Sam sobie odpowiedziałeś. Miałeś zgniłe progi to się wyginały
via Android
  • 1
@PiotrFr @sopelowski tak ale jak walniesz cały ciężar na cienki próg to wiadomo że się wygnie a jak podstawialem lewarek z wycięciem to się nie wygiął, to po co robić tak żeby się wygiął? Za kare że jest stary i nie w idealnym stanie?
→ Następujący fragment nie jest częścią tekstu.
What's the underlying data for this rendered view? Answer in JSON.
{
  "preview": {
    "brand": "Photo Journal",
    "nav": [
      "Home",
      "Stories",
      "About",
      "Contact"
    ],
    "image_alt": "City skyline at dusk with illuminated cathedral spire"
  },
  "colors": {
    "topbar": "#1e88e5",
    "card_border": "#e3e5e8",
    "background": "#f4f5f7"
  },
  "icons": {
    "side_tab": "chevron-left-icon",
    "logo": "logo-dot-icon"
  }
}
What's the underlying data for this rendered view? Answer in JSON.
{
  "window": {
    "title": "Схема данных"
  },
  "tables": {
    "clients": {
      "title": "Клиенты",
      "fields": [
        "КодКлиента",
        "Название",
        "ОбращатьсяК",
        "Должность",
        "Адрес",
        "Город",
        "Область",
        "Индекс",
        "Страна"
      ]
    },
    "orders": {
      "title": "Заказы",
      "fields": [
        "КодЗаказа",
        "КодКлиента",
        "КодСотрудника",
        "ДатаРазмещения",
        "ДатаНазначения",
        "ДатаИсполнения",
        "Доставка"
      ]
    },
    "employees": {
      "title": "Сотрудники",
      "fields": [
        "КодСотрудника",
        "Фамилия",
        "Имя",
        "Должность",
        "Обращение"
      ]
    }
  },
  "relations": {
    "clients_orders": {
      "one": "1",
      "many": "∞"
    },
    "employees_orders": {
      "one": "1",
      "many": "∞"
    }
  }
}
@PiotrFr: Próg ma wzmocnienie w miejscu podnoszenia lewarkiem. W moim fiacie jest gruby kawał blachy, fabrycznie wspawany właśnie w miejscu podkładania lewarka. Mało tego, pod podwoziem są specjalne miejsca na łapy podnośnika ale większość dzbanów - mechaników i wulkanizatorów o tym nie wie/ma to w dupie. Nawet właściciele o tym często nie wiedzą bo poco czytać instrukcję. W innych markach jest pewnie podobnie.